Local geology and source profile
Sudbury, the south-west Suffolk market town on the River Stour made famous by Thomas Gainsborough — the Stour valley landscape painter — is supplied by Essex & Suffolk Water from the River Stour and the Suffolk Chalk Aquifer. The River Stour is a classic chalk stream rising on the chalk uplands of south-west Suffolk and north-west Essex near Haverhill, flowing east through Sudbury to the Dedham Vale (Constable country) and the estuary at Manningtree. Essex & Suffolk Water abstracts from the Stour at Sudbury and from chalk boreholes in the south Suffolk chalk dip slope, treating the supply at Langham Water Treatment Works on the Stour near Colchester. The chalk character of both the Stour river water and the chalk borehole component produces consistent hard water at 205 mg/L in the Sudbury supply zone — modestly softer than Haverhill (218 mg/L) upstream, reflecting greater Stour surface-water dilution and a shorter chalk residence path for the Stour at Sudbury than the pure borehole supply at Haverhill.
The River Stour at Sudbury carries chalk-discharged spring water from the south Suffolk and north Essex chalk, maintaining calcium bicarbonate levels of 200–220 mg/L even in periods of higher flow. The chalk borehole component in the Sudbury supply adds concentrated chalk groundwater of 210–230 mg/L. The combination produces the characteristic 205 mg/L hardness of the Stour valley supply at Sudbury — hard but somewhat diluted by river flow compared with pure borehole-dominated supplies in the east Suffolk coastal zone. The TDS of 458.3 mg/L is consistent with chalk carbonate chemistry.

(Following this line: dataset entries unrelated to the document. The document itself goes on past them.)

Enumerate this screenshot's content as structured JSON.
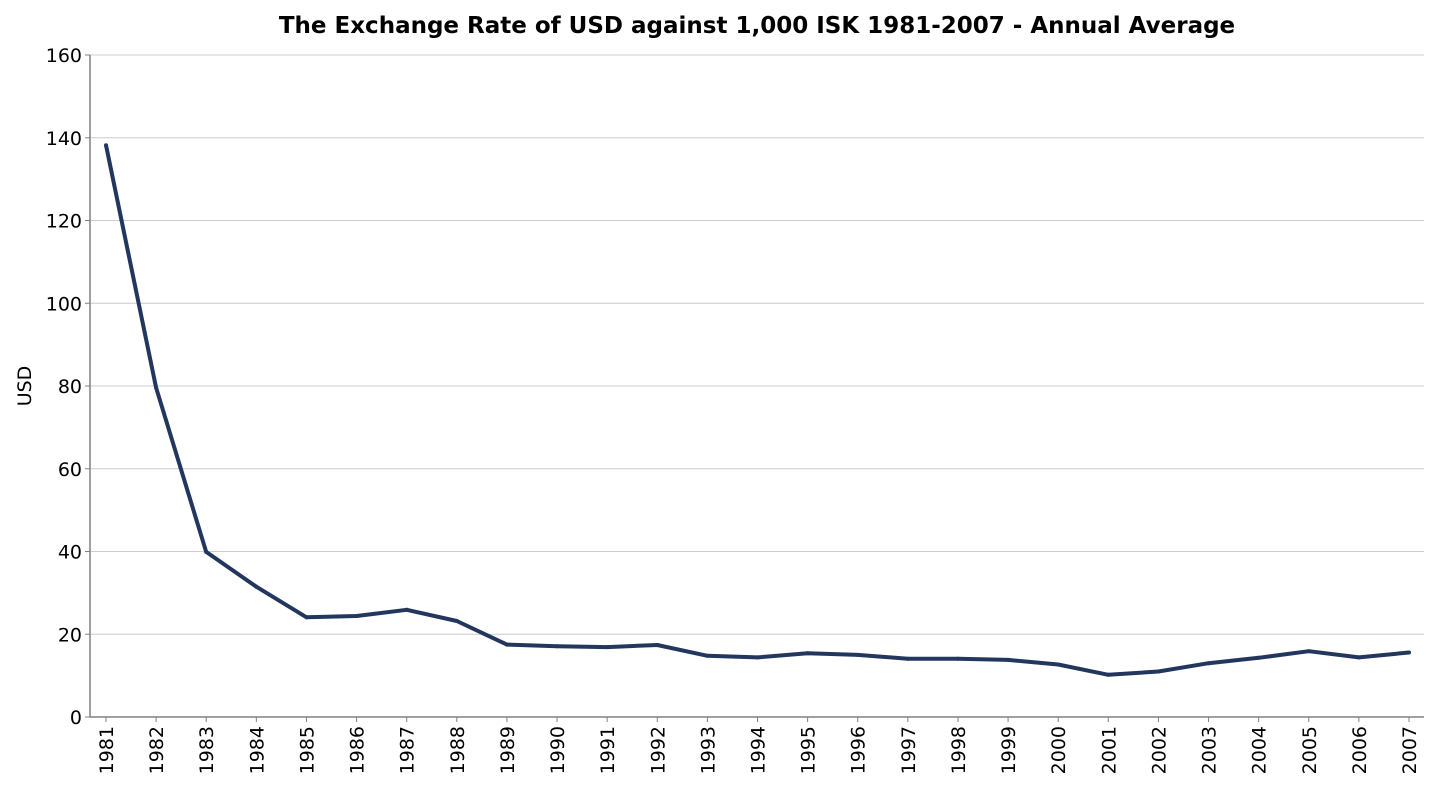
{
  "chart_data": {
    "type": "line",
    "title": "The Exchange Rate of USD against 1,000 ISK 1981-2007 - Annual Average",
    "xlabel": "",
    "ylabel": "USD",
    "ylim": [
      0,
      160
    ],
    "yticks": [
      "0",
      "20",
      "40",
      "60",
      "80",
      "100",
      "120",
      "140",
      "160"
    ],
    "grid": true,
    "legend": "none",
    "line_color": "#22365e",
    "categories": [
      "1981",
      "1982",
      "1983",
      "1984",
      "1985",
      "1986",
      "1987",
      "1988",
      "1989",
      "1990",
      "1991",
      "1992",
      "1993",
      "1994",
      "1995",
      "1996",
      "1997",
      "1998",
      "1999",
      "2000",
      "2001",
      "2002",
      "2003",
      "2004",
      "2005",
      "2006",
      "2007"
    ],
    "series": [
      {
        "values": [
          138.2,
          79.6,
          39.9,
          31.5,
          24.1,
          24.4,
          25.9,
          23.2,
          17.5,
          17.1,
          16.9,
          17.4,
          14.8,
          14.4,
          15.4,
          15.0,
          14.1,
          14.1,
          13.8,
          12.7,
          10.2,
          11.0,
          13.0,
          14.3,
          15.9,
          14.4,
          15.6
        ]
      }
    ]
  }
}
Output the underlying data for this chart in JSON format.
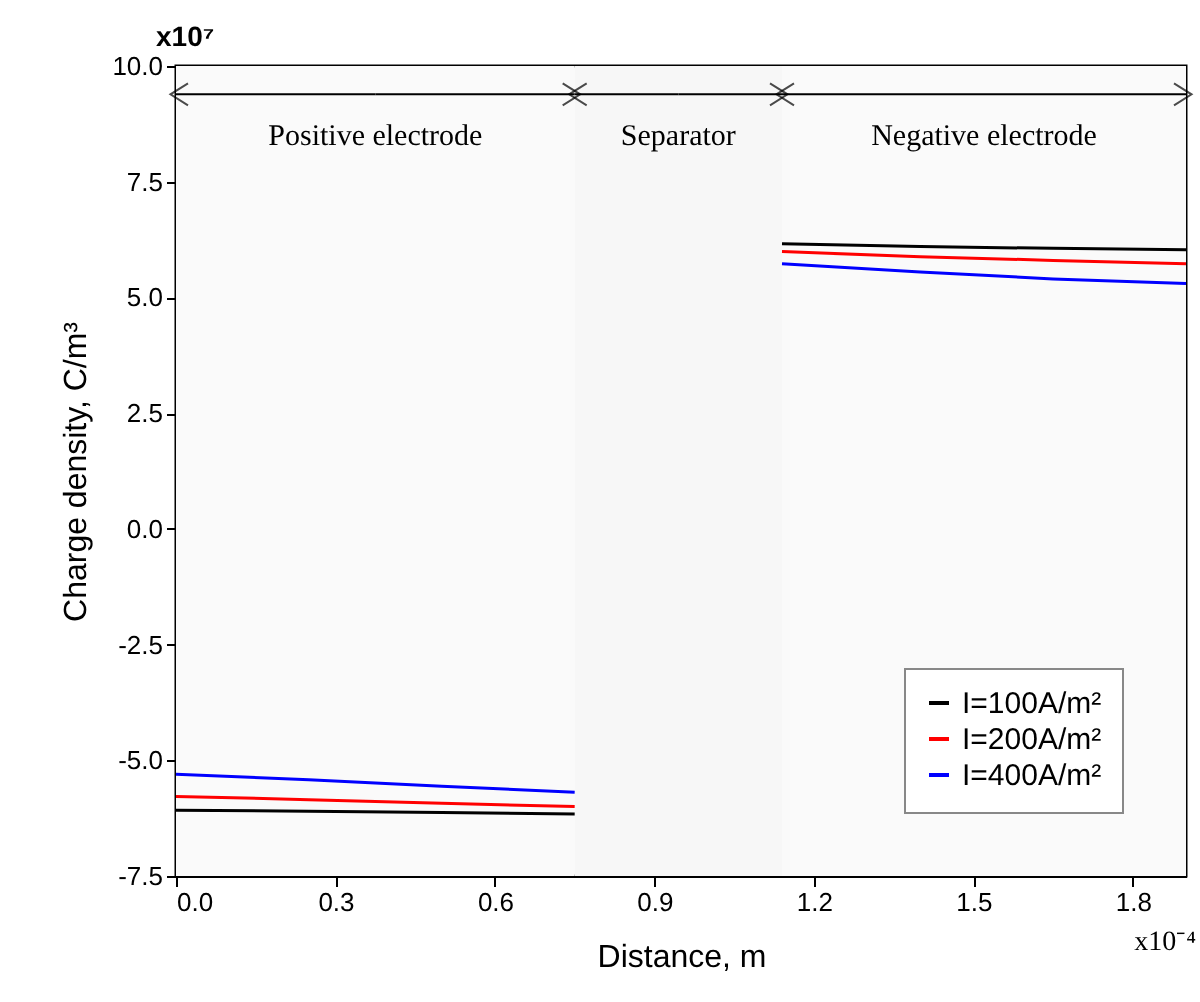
{
  "chart_data": {
    "type": "line",
    "xlabel": "Distance, m",
    "ylabel": "Charge density, C/m³",
    "xlim": [
      0,
      1.9
    ],
    "xticks": [
      {
        "value": 0,
        "label": "0.0"
      },
      0.3,
      0.6,
      0.9,
      1.2,
      1.5,
      1.8
    ],
    "ylim": [
      -7.5,
      10
    ],
    "yticks": [
      {
        "value": -7.5,
        "label": "-7.5"
      },
      {
        "value": -5,
        "label": "-5.0"
      },
      {
        "value": -2.5,
        "label": "-2.5"
      },
      {
        "value": 0,
        "label": "0.0"
      },
      {
        "value": 2.5,
        "label": "2.5"
      },
      {
        "value": 5,
        "label": "5.0"
      },
      {
        "value": 7.5,
        "label": "7.5"
      },
      {
        "value": 10,
        "label": "10.0"
      }
    ],
    "x": [
      0,
      0.25,
      0.5,
      0.75,
      0.95,
      1.14,
      1.4,
      1.65,
      1.9
    ],
    "series": [
      {
        "name": "I=100A/m²",
        "color": "#000000",
        "values": [
          -6.08,
          -6.1,
          -6.13,
          -6.16,
          null,
          6.16,
          6.1,
          6.06,
          6.03
        ]
      },
      {
        "name": "I=200A/m²",
        "color": "#ff0000",
        "values": [
          -5.78,
          -5.85,
          -5.93,
          -6.0,
          null,
          5.99,
          5.88,
          5.8,
          5.73
        ]
      },
      {
        "name": "I=400A/m²",
        "color": "#0000ff",
        "values": [
          -5.3,
          -5.42,
          -5.56,
          -5.69,
          null,
          5.73,
          5.55,
          5.4,
          5.3
        ]
      }
    ],
    "bands": [
      {
        "axis": "x",
        "from": 0,
        "to": 0.75,
        "label": "Positive electrode",
        "color": "#fafafa"
      },
      {
        "axis": "x",
        "from": 0.75,
        "to": 1.14,
        "label": "Separator",
        "color": "#f7f7f7"
      },
      {
        "axis": "x",
        "from": 1.14,
        "to": 1.9,
        "label": "Negative electrode",
        "color": "#fafafa"
      }
    ],
    "annotations": [
      "x10⁷",
      "x10⁻⁴"
    ],
    "legend": "bottom right",
    "grid": false,
    "marker": "none",
    "line_style": "solid"
  }
}
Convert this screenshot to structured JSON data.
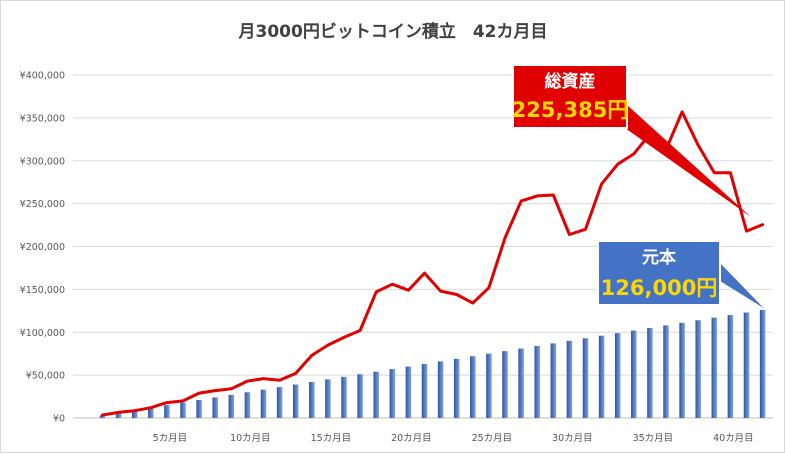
{
  "chart_data": {
    "type": "bar",
    "title": "月3000円ビットコイン積立　42カ月目",
    "xlabel": "",
    "ylabel": "",
    "ylim": [
      0,
      400000
    ],
    "yticks": [
      "¥0",
      "¥50,000",
      "¥100,000",
      "¥150,000",
      "¥200,000",
      "¥250,000",
      "¥300,000",
      "¥350,000",
      "¥400,000"
    ],
    "xtick_labels": [
      "5カ月目",
      "10カ月目",
      "15カ月目",
      "20カ月目",
      "25カ月目",
      "30カ月目",
      "35カ月目",
      "40カ月目"
    ],
    "xtick_months": [
      5,
      10,
      15,
      20,
      25,
      30,
      35,
      40
    ],
    "grid": true,
    "categories": [
      1,
      2,
      3,
      4,
      5,
      6,
      7,
      8,
      9,
      10,
      11,
      12,
      13,
      14,
      15,
      16,
      17,
      18,
      19,
      20,
      21,
      22,
      23,
      24,
      25,
      26,
      27,
      28,
      29,
      30,
      31,
      32,
      33,
      34,
      35,
      36,
      37,
      38,
      39,
      40,
      41,
      42
    ],
    "series": [
      {
        "kind": "bar",
        "color": "#4472c4",
        "values": [
          3000,
          6000,
          9000,
          12000,
          15000,
          18000,
          21000,
          24000,
          27000,
          30000,
          33000,
          36000,
          39000,
          42000,
          45000,
          48000,
          51000,
          54000,
          57000,
          60000,
          63000,
          66000,
          69000,
          72000,
          75000,
          78000,
          81000,
          84000,
          87000,
          90000,
          93000,
          96000,
          99000,
          102000,
          105000,
          108000,
          111000,
          114000,
          117000,
          120000,
          123000,
          126000
        ]
      },
      {
        "kind": "line",
        "color": "#e00000",
        "values": [
          3500,
          6500,
          8500,
          12000,
          18000,
          20000,
          29000,
          32000,
          34000,
          43000,
          46000,
          44000,
          52000,
          73000,
          85000,
          94000,
          102000,
          147000,
          156000,
          149000,
          169000,
          148000,
          144000,
          134000,
          152000,
          210000,
          253000,
          259000,
          260000,
          214000,
          220000,
          273000,
          296000,
          308000,
          331000,
          313000,
          357000,
          318000,
          286000,
          286000,
          218000,
          225385
        ]
      }
    ],
    "annotations": [
      {
        "name": "total-assets",
        "header": "総資産",
        "value": "225,385円",
        "fill": "#e00000",
        "value_color": "#ffd700",
        "points_to_month": 42
      },
      {
        "name": "principal",
        "header": "元本",
        "value": "126,000円",
        "fill": "#4472c4",
        "value_color": "#ffd700",
        "points_to_month": 42
      }
    ]
  }
}
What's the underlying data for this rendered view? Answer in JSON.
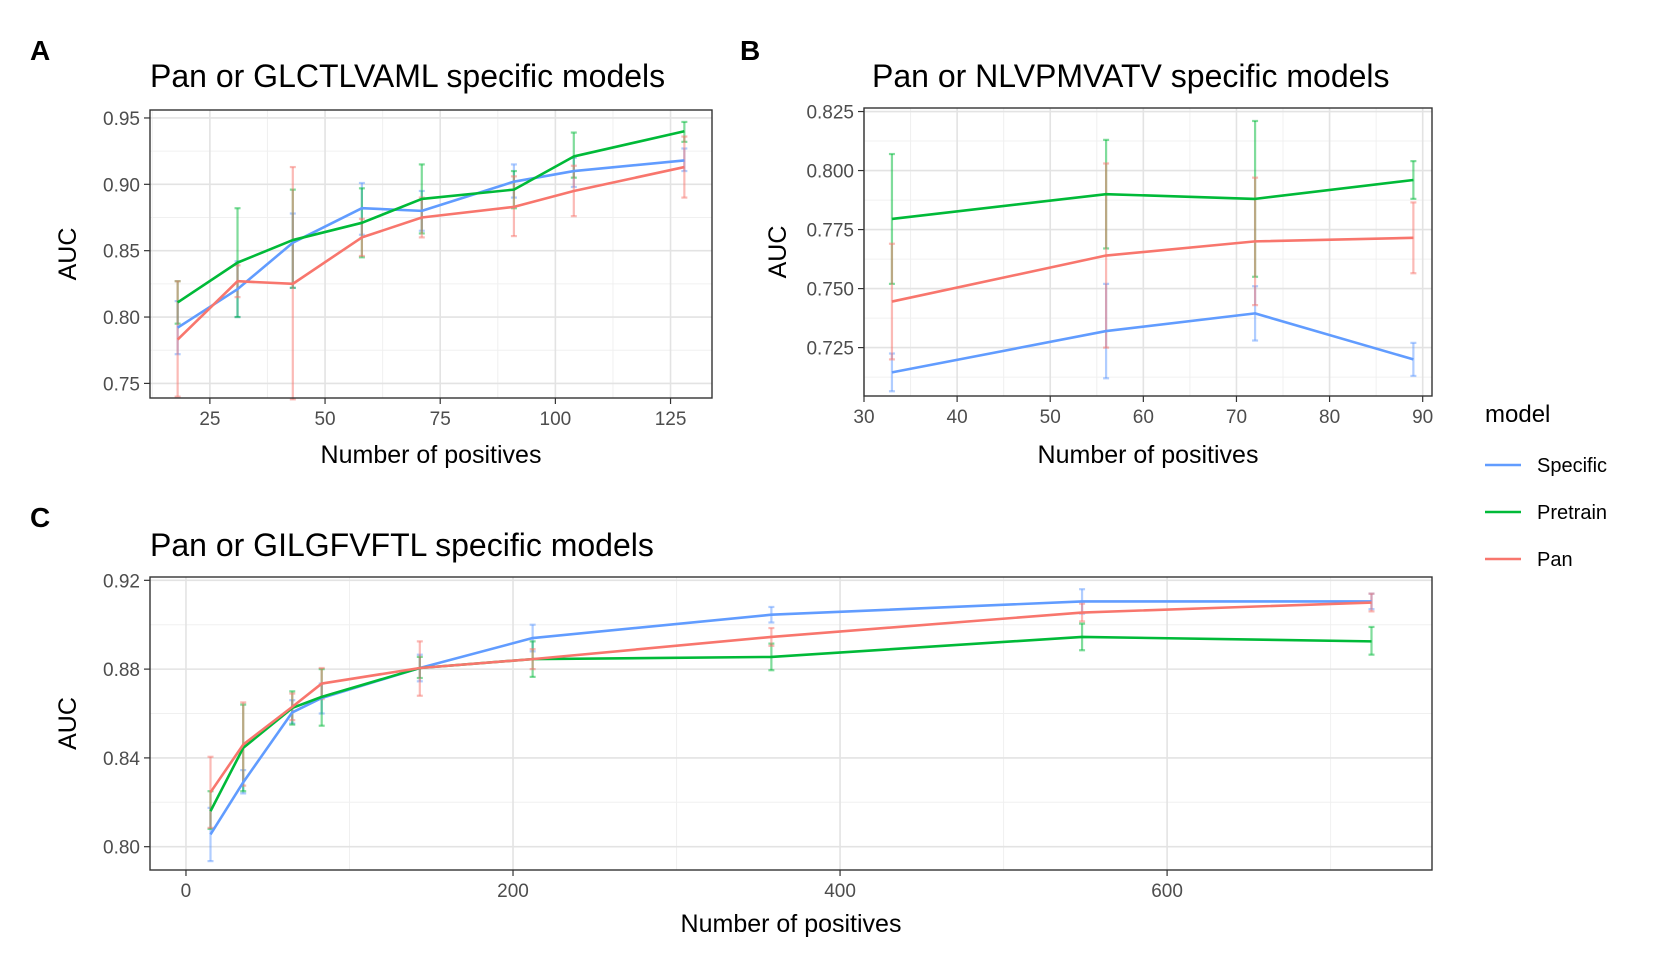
{
  "panels": [
    {
      "letter": "A"
    },
    {
      "letter": "B"
    },
    {
      "letter": "C"
    }
  ],
  "legend": {
    "title": "model",
    "items": [
      {
        "label": "Specific",
        "color": "#619CFF"
      },
      {
        "label": "Pretrain",
        "color": "#00BA38"
      },
      {
        "label": "Pan",
        "color": "#F8766D"
      }
    ]
  },
  "chart_data": [
    {
      "type": "line",
      "title": "Pan or GLCTLVAML specific models",
      "xlabel": "Number of positives",
      "ylabel": "AUC",
      "xlim": [
        12,
        134
      ],
      "ylim": [
        0.739,
        0.956
      ],
      "xticks": [
        25,
        50,
        75,
        100,
        125
      ],
      "xtick_labels": [
        "25",
        "50",
        "75",
        "100",
        "125"
      ],
      "yticks": [
        0.75,
        0.8,
        0.85,
        0.9,
        0.95
      ],
      "ytick_labels": [
        "0.75",
        "0.80",
        "0.85",
        "0.90",
        "0.95"
      ],
      "grid": true,
      "legend_position": "right",
      "error_bars": true,
      "x": [
        18,
        31,
        43,
        58,
        71,
        91,
        104,
        128
      ],
      "series": [
        {
          "name": "Specific",
          "color": "#619CFF",
          "values": [
            0.792,
            0.821,
            0.856,
            0.882,
            0.88,
            0.902,
            0.91,
            0.918
          ],
          "lower": [
            0.772,
            0.8,
            0.822,
            0.862,
            0.865,
            0.89,
            0.898,
            0.91
          ],
          "upper": [
            0.812,
            0.842,
            0.878,
            0.901,
            0.895,
            0.915,
            0.92,
            0.927
          ]
        },
        {
          "name": "Pretrain",
          "color": "#00BA38",
          "values": [
            0.811,
            0.841,
            0.858,
            0.871,
            0.889,
            0.896,
            0.921,
            0.94
          ],
          "lower": [
            0.795,
            0.8,
            0.822,
            0.845,
            0.863,
            0.882,
            0.905,
            0.932
          ],
          "upper": [
            0.827,
            0.882,
            0.896,
            0.897,
            0.915,
            0.91,
            0.939,
            0.947
          ]
        },
        {
          "name": "Pan",
          "color": "#F8766D",
          "values": [
            0.783,
            0.827,
            0.825,
            0.86,
            0.875,
            0.883,
            0.895,
            0.913
          ],
          "lower": [
            0.74,
            0.815,
            0.738,
            0.846,
            0.86,
            0.861,
            0.876,
            0.89
          ],
          "upper": [
            0.827,
            0.839,
            0.913,
            0.874,
            0.89,
            0.906,
            0.914,
            0.936
          ]
        }
      ]
    },
    {
      "type": "line",
      "title": "Pan or NLVPMVATV specific models",
      "xlabel": "Number of positives",
      "ylabel": "AUC",
      "xlim": [
        30,
        91
      ],
      "ylim": [
        0.7045,
        0.8265
      ],
      "xticks": [
        30,
        40,
        50,
        60,
        70,
        80,
        90
      ],
      "xtick_labels": [
        "30",
        "40",
        "50",
        "60",
        "70",
        "80",
        "90"
      ],
      "yticks": [
        0.725,
        0.75,
        0.775,
        0.8,
        0.825
      ],
      "ytick_labels": [
        "0.725",
        "0.750",
        "0.775",
        "0.800",
        "0.825"
      ],
      "grid": true,
      "legend_position": "right",
      "error_bars": true,
      "x": [
        33,
        56,
        72,
        89
      ],
      "series": [
        {
          "name": "Specific",
          "color": "#619CFF",
          "values": [
            0.7145,
            0.732,
            0.7395,
            0.72
          ],
          "lower": [
            0.7065,
            0.712,
            0.728,
            0.713
          ],
          "upper": [
            0.7225,
            0.752,
            0.751,
            0.727
          ]
        },
        {
          "name": "Pretrain",
          "color": "#00BA38",
          "values": [
            0.7795,
            0.79,
            0.788,
            0.796
          ],
          "lower": [
            0.752,
            0.767,
            0.755,
            0.788
          ],
          "upper": [
            0.807,
            0.813,
            0.821,
            0.804
          ]
        },
        {
          "name": "Pan",
          "color": "#F8766D",
          "values": [
            0.7445,
            0.764,
            0.77,
            0.7715
          ],
          "lower": [
            0.72,
            0.725,
            0.743,
            0.7565
          ],
          "upper": [
            0.769,
            0.803,
            0.797,
            0.7865
          ]
        }
      ]
    },
    {
      "type": "line",
      "title": "Pan or GILGFVFTL specific models",
      "xlabel": "Number of positives",
      "ylabel": "AUC",
      "xlim": [
        -22,
        762
      ],
      "ylim": [
        0.7895,
        0.9215
      ],
      "xticks": [
        0,
        200,
        400,
        600
      ],
      "xtick_labels": [
        "0",
        "200",
        "400",
        "600"
      ],
      "yticks": [
        0.8,
        0.84,
        0.88,
        0.92
      ],
      "ytick_labels": [
        "0.80",
        "0.84",
        "0.88",
        "0.92"
      ],
      "grid": true,
      "legend_position": "right",
      "error_bars": true,
      "x": [
        15,
        35,
        65,
        83,
        143,
        212,
        358,
        548,
        725
      ],
      "series": [
        {
          "name": "Specific",
          "color": "#619CFF",
          "values": [
            0.8055,
            0.829,
            0.8605,
            0.867,
            0.8805,
            0.894,
            0.9045,
            0.9105,
            0.9105
          ],
          "lower": [
            0.7935,
            0.824,
            0.8555,
            0.86,
            0.8745,
            0.888,
            0.901,
            0.905,
            0.907
          ],
          "upper": [
            0.8175,
            0.8345,
            0.866,
            0.8735,
            0.8865,
            0.9,
            0.908,
            0.916,
            0.914
          ]
        },
        {
          "name": "Pretrain",
          "color": "#00BA38",
          "values": [
            0.816,
            0.8445,
            0.8625,
            0.8675,
            0.8805,
            0.8845,
            0.8855,
            0.8945,
            0.8925
          ],
          "lower": [
            0.808,
            0.825,
            0.855,
            0.8545,
            0.876,
            0.8765,
            0.8795,
            0.8885,
            0.8865
          ],
          "upper": [
            0.825,
            0.864,
            0.87,
            0.88,
            0.8855,
            0.8925,
            0.8915,
            0.9005,
            0.899
          ]
        },
        {
          "name": "Pan",
          "color": "#F8766D",
          "values": [
            0.8245,
            0.846,
            0.863,
            0.8735,
            0.8805,
            0.8845,
            0.8945,
            0.9055,
            0.91
          ],
          "lower": [
            0.8085,
            0.8275,
            0.857,
            0.8665,
            0.868,
            0.88,
            0.8905,
            0.9015,
            0.906
          ],
          "upper": [
            0.8405,
            0.865,
            0.869,
            0.8805,
            0.8925,
            0.889,
            0.8985,
            0.9095,
            0.914
          ]
        }
      ]
    }
  ]
}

At 205 mg/L Sudbury's water is hard and limescale is a regular feature of domestic maintenance in Gainsborough's town. Kettles benefit from monthly descaling with a commercial descaler. Shower screens and bath taps develop calcium deposits requiring regular white vinegar treatment. Washing-up liquid must be used generously. Combi-boilers benefit from inline scale inhibitor protection. Sudbury's beautiful Stour valley setting — the meadows and mill ponds that Gainsborough painted — conceals the hard chalk water that has characterised the Stour since it first began draining the chalk downs above Haverhill.
Geology & Source: Supplied by Essex & Suffolk Water from the River Stour abstraction (chalk catchment) and Suffolk Chalk Aquifer boreholes — Stour valley chalk stream and south Suffolk chalk groundwater — produces hard water at 205 mg/L (14.4°Clark).